The knee is the most critical joint in the body involved in all processes of locomotion, and is easily injured and vulnerable to repetitive stress. Total knee replacement surgery reconstructs both sides of the knee joint. Partial knee replacement reconstructs only one side of the joint, or one aspect of the joint. The proper medical term is arthroplasty, meaning to form or shape a joint. The first knee replacement was performed in 1968.
The knee replacement uses what is known as a prostheses, an artificial component which mimics the natural joint. The makeup of the knee prostheses has developed over the years and vary, made from a combination of metal, plastic and/or ceramic. Scientists are now developing even better compounds made from zirconia and carbon. Some prostheses even have robotic capabilities to help the user move.
The Surgical Procedure
The surgery may take up to 5 hours for one knee. Anesthesia will be administered by epidural, spinal or general means. Surgical methods vary and improve over time but generally, the surgeon will cut through the top part of the knee and into the joint compartment. The surgeon must cut only the tendons and ligaments necessary and cut off the ends of the bones. He or she shapes and prepares the surface of the ends of the femur and tibia to prepare for attaching the prostheses, either with or without cement. He or she then repairs tendons, ligaments and muscles as needed. The final steps are to check that the knee moves naturally, and then close the incision.

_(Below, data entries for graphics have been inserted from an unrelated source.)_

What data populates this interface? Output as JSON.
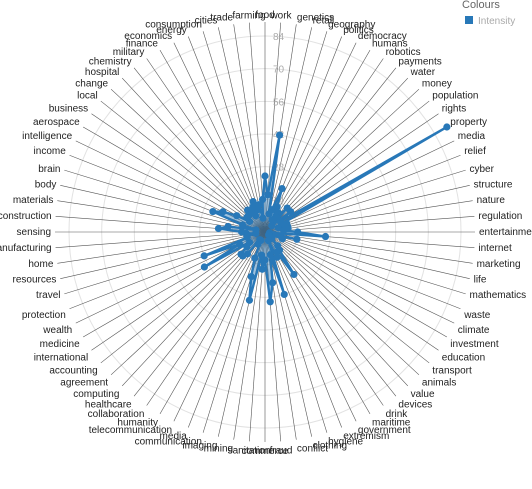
{
  "chart_data": {
    "type": "radar",
    "categories": [
      "food",
      "work",
      "genetics",
      "retail",
      "geography",
      "politics",
      "democracy",
      "humans",
      "robotics",
      "payments",
      "water",
      "money",
      "population",
      "rights",
      "property",
      "media",
      "relief",
      "cyber",
      "structure",
      "nature",
      "regulation",
      "entertainment",
      "internet",
      "marketing",
      "life",
      "mathematics",
      "waste",
      "climate",
      "investment",
      "education",
      "transport",
      "animals",
      "value",
      "devices",
      "drink",
      "maritime",
      "government",
      "extremism",
      "hygiene",
      "clothing",
      "conflict",
      "fraud",
      "commerce",
      "sanitation",
      "mining",
      "imaging",
      "communication",
      "media",
      "telecommunication",
      "humanity",
      "collaboration",
      "healthcare",
      "computing",
      "agreement",
      "accounting",
      "international",
      "medicine",
      "wealth",
      "protection",
      "travel",
      "resources",
      "home",
      "manufacturing",
      "sensing",
      "construction",
      "materials",
      "body",
      "brain",
      "income",
      "intelligence",
      "aerospace",
      "business",
      "local",
      "change",
      "hospital",
      "chemistry",
      "military",
      "finance",
      "economics",
      "energy",
      "consumption",
      "cities",
      "trade",
      "farming"
    ],
    "series": [
      {
        "name": "Intensity",
        "color": "#2878b8",
        "values": [
          24,
          16,
          42,
          8,
          10,
          20,
          12,
          6,
          10,
          8,
          14,
          4,
          14,
          8,
          90,
          8,
          10,
          6,
          10,
          10,
          8,
          14,
          26,
          2,
          14,
          4,
          8,
          2,
          2,
          2,
          2,
          4,
          8,
          10,
          22,
          10,
          12,
          4,
          28,
          10,
          22,
          30,
          12,
          16,
          10,
          30,
          20,
          12,
          4,
          6,
          4,
          12,
          14,
          14,
          10,
          8,
          30,
          12,
          28,
          8,
          8,
          4,
          8,
          10,
          20,
          16,
          4,
          10,
          24,
          20,
          14,
          8,
          10,
          10,
          10,
          12,
          10,
          8,
          12,
          14,
          10,
          12,
          6,
          14
        ]
      }
    ],
    "ticks": [
      "14",
      "28",
      "42",
      "56",
      "70",
      "84"
    ],
    "rlim": [
      0,
      90
    ],
    "legend": {
      "title": "Colours",
      "position": "top-right",
      "entries": [
        "Intensity"
      ]
    }
  }
}
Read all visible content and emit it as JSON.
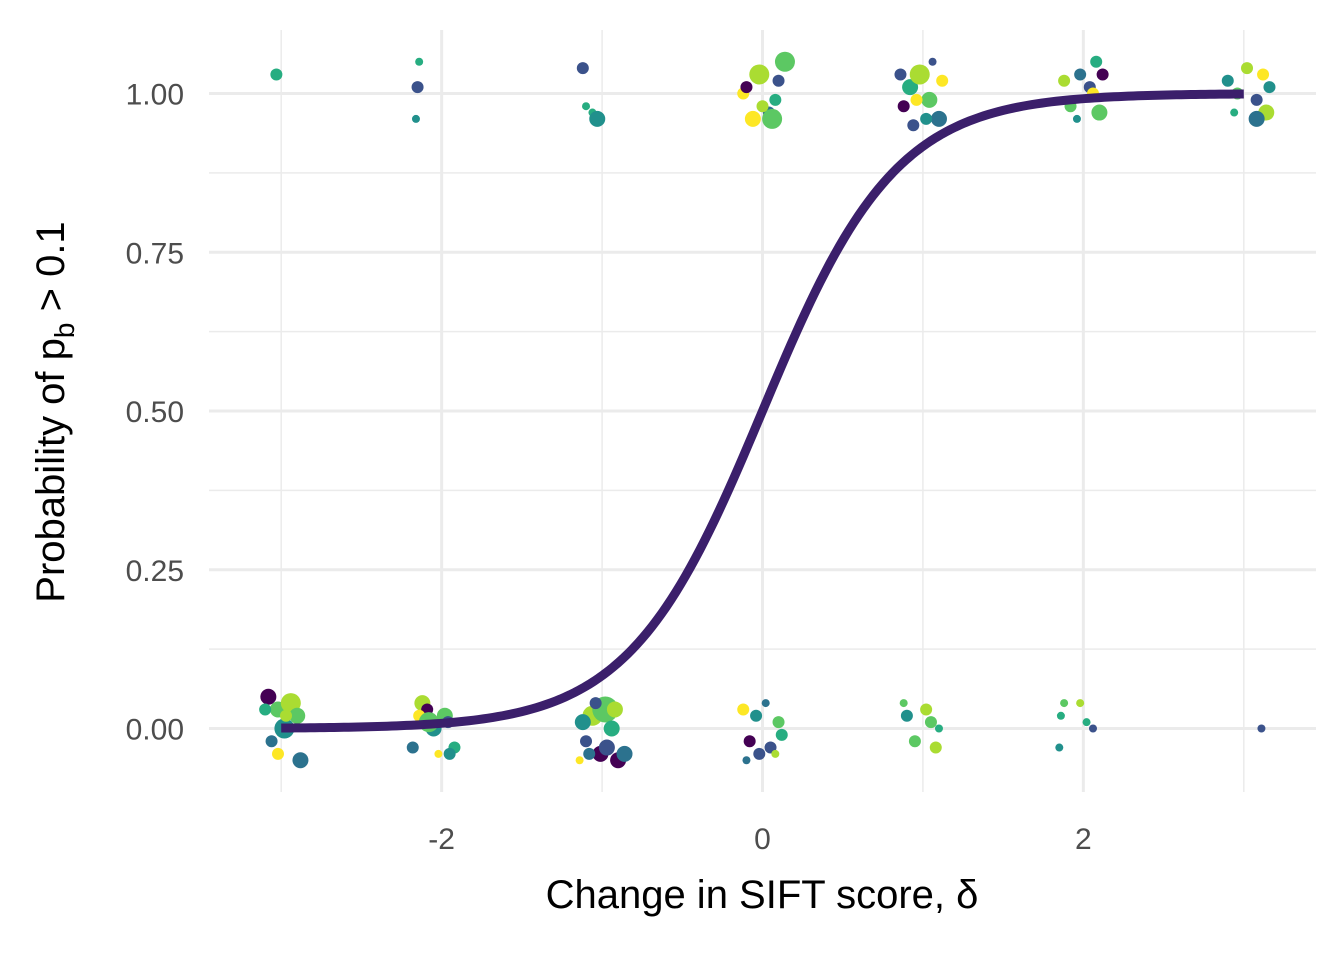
{
  "chart_data": {
    "type": "scatter",
    "title": "",
    "xlabel": "Change in SIFT score, δ",
    "ylabel": {
      "prefix": "Probability of p",
      "subscript": "b",
      "suffix": " > 0.1"
    },
    "xlim": [
      -3.45,
      3.45
    ],
    "ylim": [
      -0.1,
      1.1
    ],
    "x_ticks": [
      -2,
      0,
      2
    ],
    "x_tick_labels": [
      "-2",
      "0",
      "2"
    ],
    "y_ticks": [
      0,
      0.25,
      0.5,
      0.75,
      1
    ],
    "y_tick_labels": [
      "0.00",
      "0.25",
      "0.50",
      "0.75",
      "1.00"
    ],
    "grid": true,
    "legend": "none",
    "background": "#ffffff",
    "curve": {
      "type": "logistic",
      "x_range": [
        -3,
        3
      ],
      "intercept": 0,
      "slope": 2.4,
      "color": "#3b1f6b"
    },
    "colors": {
      "viridis": [
        "#440154",
        "#3b528b",
        "#2c728e",
        "#21908c",
        "#27ad81",
        "#5cc863",
        "#aadc32",
        "#fde725"
      ],
      "grid": "#ebebeb",
      "tick_text": "#4d4d4d",
      "title_text": "#000000"
    },
    "points": [
      {
        "x": -3.02,
        "y": 0.03,
        "c": 5,
        "s": 2
      },
      {
        "x": -2.98,
        "y": 0.0,
        "c": 3,
        "s": 3
      },
      {
        "x": -2.94,
        "y": 0.04,
        "c": 6,
        "s": 3
      },
      {
        "x": -3.08,
        "y": 0.05,
        "c": 0,
        "s": 2
      },
      {
        "x": -3.06,
        "y": -0.02,
        "c": 2,
        "s": 1
      },
      {
        "x": -2.9,
        "y": 0.02,
        "c": 5,
        "s": 2
      },
      {
        "x": -3.02,
        "y": -0.04,
        "c": 7,
        "s": 1
      },
      {
        "x": -2.88,
        "y": -0.05,
        "c": 2,
        "s": 2
      },
      {
        "x": -3.1,
        "y": 0.03,
        "c": 4,
        "s": 1
      },
      {
        "x": -2.97,
        "y": 0.02,
        "c": 6,
        "s": 1
      },
      {
        "x": -3.03,
        "y": 1.03,
        "c": 4,
        "s": 1
      },
      {
        "x": -2.12,
        "y": 0.04,
        "c": 6,
        "s": 2
      },
      {
        "x": -2.05,
        "y": 0.0,
        "c": 3,
        "s": 2
      },
      {
        "x": -1.98,
        "y": 0.02,
        "c": 5,
        "s": 2
      },
      {
        "x": -2.18,
        "y": -0.03,
        "c": 2,
        "s": 1
      },
      {
        "x": -1.92,
        "y": -0.03,
        "c": 4,
        "s": 1
      },
      {
        "x": -2.09,
        "y": 0.03,
        "c": 0,
        "s": 1
      },
      {
        "x": -2.02,
        "y": -0.04,
        "c": 7,
        "s": 0
      },
      {
        "x": -1.96,
        "y": 0.01,
        "c": 1,
        "s": 1
      },
      {
        "x": -2.14,
        "y": 0.02,
        "c": 7,
        "s": 1
      },
      {
        "x": -2.08,
        "y": 0.01,
        "c": 5,
        "s": 3
      },
      {
        "x": -1.95,
        "y": -0.04,
        "c": 3,
        "s": 1
      },
      {
        "x": -2.15,
        "y": 1.01,
        "c": 1,
        "s": 1
      },
      {
        "x": -2.14,
        "y": 1.05,
        "c": 4,
        "s": 0
      },
      {
        "x": -2.16,
        "y": 0.96,
        "c": 3,
        "s": 0
      },
      {
        "x": -1.06,
        "y": 0.02,
        "c": 6,
        "s": 3
      },
      {
        "x": -0.98,
        "y": 0.03,
        "c": 5,
        "s": 4
      },
      {
        "x": -0.94,
        "y": 0.0,
        "c": 4,
        "s": 2
      },
      {
        "x": -1.12,
        "y": 0.01,
        "c": 3,
        "s": 2
      },
      {
        "x": -1.01,
        "y": -0.04,
        "c": 0,
        "s": 2
      },
      {
        "x": -0.9,
        "y": -0.05,
        "c": 0,
        "s": 2
      },
      {
        "x": -0.97,
        "y": -0.03,
        "c": 1,
        "s": 2
      },
      {
        "x": -1.08,
        "y": -0.04,
        "c": 2,
        "s": 1
      },
      {
        "x": -0.92,
        "y": 0.03,
        "c": 6,
        "s": 2
      },
      {
        "x": -0.86,
        "y": -0.04,
        "c": 2,
        "s": 2
      },
      {
        "x": -1.1,
        "y": -0.02,
        "c": 1,
        "s": 1
      },
      {
        "x": -1.04,
        "y": 0.04,
        "c": 1,
        "s": 1
      },
      {
        "x": -1.14,
        "y": -0.05,
        "c": 7,
        "s": 0
      },
      {
        "x": -1.12,
        "y": 1.04,
        "c": 1,
        "s": 1
      },
      {
        "x": -1.1,
        "y": 0.98,
        "c": 4,
        "s": 0
      },
      {
        "x": -1.06,
        "y": 0.97,
        "c": 4,
        "s": 0
      },
      {
        "x": -1.03,
        "y": 0.96,
        "c": 3,
        "s": 2
      },
      {
        "x": -0.12,
        "y": 0.03,
        "c": 7,
        "s": 1
      },
      {
        "x": -0.08,
        "y": -0.02,
        "c": 0,
        "s": 1
      },
      {
        "x": -0.04,
        "y": 0.02,
        "c": 3,
        "s": 1
      },
      {
        "x": 0.05,
        "y": -0.03,
        "c": 1,
        "s": 1
      },
      {
        "x": 0.1,
        "y": 0.01,
        "c": 5,
        "s": 1
      },
      {
        "x": 0.02,
        "y": 0.04,
        "c": 2,
        "s": 0
      },
      {
        "x": -0.1,
        "y": -0.05,
        "c": 2,
        "s": 0
      },
      {
        "x": 0.08,
        "y": -0.04,
        "c": 6,
        "s": 0
      },
      {
        "x": 0.12,
        "y": -0.01,
        "c": 4,
        "s": 1
      },
      {
        "x": -0.02,
        "y": -0.04,
        "c": 1,
        "s": 1
      },
      {
        "x": -0.12,
        "y": 1.0,
        "c": 7,
        "s": 1
      },
      {
        "x": -0.06,
        "y": 0.96,
        "c": 7,
        "s": 2
      },
      {
        "x": -0.02,
        "y": 1.03,
        "c": 6,
        "s": 3
      },
      {
        "x": 0.04,
        "y": 0.97,
        "c": 2,
        "s": 1
      },
      {
        "x": 0.1,
        "y": 1.02,
        "c": 1,
        "s": 1
      },
      {
        "x": 0.14,
        "y": 1.05,
        "c": 5,
        "s": 3
      },
      {
        "x": 0.06,
        "y": 0.96,
        "c": 5,
        "s": 3
      },
      {
        "x": -0.1,
        "y": 1.01,
        "c": 0,
        "s": 1
      },
      {
        "x": 0.0,
        "y": 0.98,
        "c": 6,
        "s": 1
      },
      {
        "x": 0.08,
        "y": 0.99,
        "c": 4,
        "s": 1
      },
      {
        "x": 0.88,
        "y": 0.04,
        "c": 5,
        "s": 0
      },
      {
        "x": 0.9,
        "y": 0.02,
        "c": 3,
        "s": 1
      },
      {
        "x": 0.95,
        "y": -0.02,
        "c": 5,
        "s": 1
      },
      {
        "x": 1.02,
        "y": 0.03,
        "c": 6,
        "s": 1
      },
      {
        "x": 1.05,
        "y": 0.01,
        "c": 5,
        "s": 1
      },
      {
        "x": 1.08,
        "y": -0.03,
        "c": 6,
        "s": 1
      },
      {
        "x": 1.1,
        "y": 0.0,
        "c": 4,
        "s": 0
      },
      {
        "x": 0.86,
        "y": 1.03,
        "c": 1,
        "s": 1
      },
      {
        "x": 0.92,
        "y": 1.01,
        "c": 4,
        "s": 2
      },
      {
        "x": 0.98,
        "y": 1.03,
        "c": 6,
        "s": 3
      },
      {
        "x": 1.04,
        "y": 0.99,
        "c": 5,
        "s": 2
      },
      {
        "x": 1.1,
        "y": 0.96,
        "c": 2,
        "s": 2
      },
      {
        "x": 0.94,
        "y": 0.95,
        "c": 1,
        "s": 1
      },
      {
        "x": 1.12,
        "y": 1.02,
        "c": 7,
        "s": 1
      },
      {
        "x": 0.88,
        "y": 0.98,
        "c": 0,
        "s": 1
      },
      {
        "x": 1.06,
        "y": 1.05,
        "c": 1,
        "s": 0
      },
      {
        "x": 0.96,
        "y": 0.99,
        "c": 7,
        "s": 1
      },
      {
        "x": 1.02,
        "y": 0.96,
        "c": 3,
        "s": 1
      },
      {
        "x": 1.86,
        "y": 0.02,
        "c": 4,
        "s": 0
      },
      {
        "x": 1.88,
        "y": 0.04,
        "c": 5,
        "s": 0
      },
      {
        "x": 1.85,
        "y": -0.03,
        "c": 3,
        "s": 0
      },
      {
        "x": 1.98,
        "y": 0.04,
        "c": 6,
        "s": 0
      },
      {
        "x": 2.02,
        "y": 0.01,
        "c": 4,
        "s": 0
      },
      {
        "x": 2.06,
        "y": 0.0,
        "c": 1,
        "s": 0
      },
      {
        "x": 1.88,
        "y": 1.02,
        "c": 6,
        "s": 1
      },
      {
        "x": 1.92,
        "y": 0.98,
        "c": 5,
        "s": 1
      },
      {
        "x": 1.98,
        "y": 1.03,
        "c": 2,
        "s": 1
      },
      {
        "x": 2.04,
        "y": 1.01,
        "c": 1,
        "s": 1
      },
      {
        "x": 2.08,
        "y": 1.05,
        "c": 4,
        "s": 1
      },
      {
        "x": 2.1,
        "y": 0.97,
        "c": 5,
        "s": 2
      },
      {
        "x": 1.96,
        "y": 0.96,
        "c": 3,
        "s": 0
      },
      {
        "x": 2.12,
        "y": 1.03,
        "c": 0,
        "s": 1
      },
      {
        "x": 2.06,
        "y": 1.0,
        "c": 7,
        "s": 1
      },
      {
        "x": 3.11,
        "y": 0.0,
        "c": 1,
        "s": 0
      },
      {
        "x": 2.9,
        "y": 1.02,
        "c": 3,
        "s": 1
      },
      {
        "x": 2.96,
        "y": 1.0,
        "c": 5,
        "s": 1
      },
      {
        "x": 3.02,
        "y": 1.04,
        "c": 6,
        "s": 1
      },
      {
        "x": 3.08,
        "y": 0.99,
        "c": 1,
        "s": 1
      },
      {
        "x": 3.12,
        "y": 1.03,
        "c": 7,
        "s": 1
      },
      {
        "x": 3.14,
        "y": 0.97,
        "c": 6,
        "s": 2
      },
      {
        "x": 3.08,
        "y": 0.96,
        "c": 2,
        "s": 2
      },
      {
        "x": 2.94,
        "y": 0.97,
        "c": 4,
        "s": 0
      },
      {
        "x": 3.16,
        "y": 1.01,
        "c": 3,
        "s": 1
      }
    ]
  }
}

The Hospital Stay and Complications
The patient usually stays in the hospital for 5-10 days after the surgery. Complications can include scar tissue, infection, pain or numbness in knee, hip and back, bleeding, dislocation, deep vein thrombosis. Problems during surgery such as other broken bones or torn tendons, ligaments and muscles may complicate matters. Bone marrow could get into the lungs and cause breathing problems. Having two knees replaced at the same time can lengthen the hospital stay and increase complications. The prosthesis itself may malfunction.
Recovery after surgery varies depending on the physical condition of the person prior to the surgery and the specifics of the surgery itself. Generally, most people are walking after about 6 weeks and continue to seek outpatient physical therapy for another 1-2 months. Swelling and pain is common during that time.
How Long does the Implant Last?
The lifespan of the implant varies. Generally, most knee prostheses last 10-15 years. 85 percent of the joint implants will last 20 years. New materials are being developed and tested with longer lifespans. Methods of cementing the implants are being studied but cementless knee replacements have not been used long enough to have sufficient data. Because the prostheses life span is relatively short, younger people are not encouraged to have total knee replacement surgery until all other options have been tried or the pain is too much. Repeated knee replacements may send the person to a wheelchair.
Because total knee replacement surgery requires the uses of a prostheses which will wear out in 20 years, younger people are advised to make lifestyle changes before considering surgery. Eliminating risky activities, losing weight, increasing appropriate exercise, dietary changes, and examining the work environment for stressors may help. Medication, braces, orthotics and minimally invasive knee surgery can work. Other therapies can include acupuncture, chiropractic, hypnosis and meditation.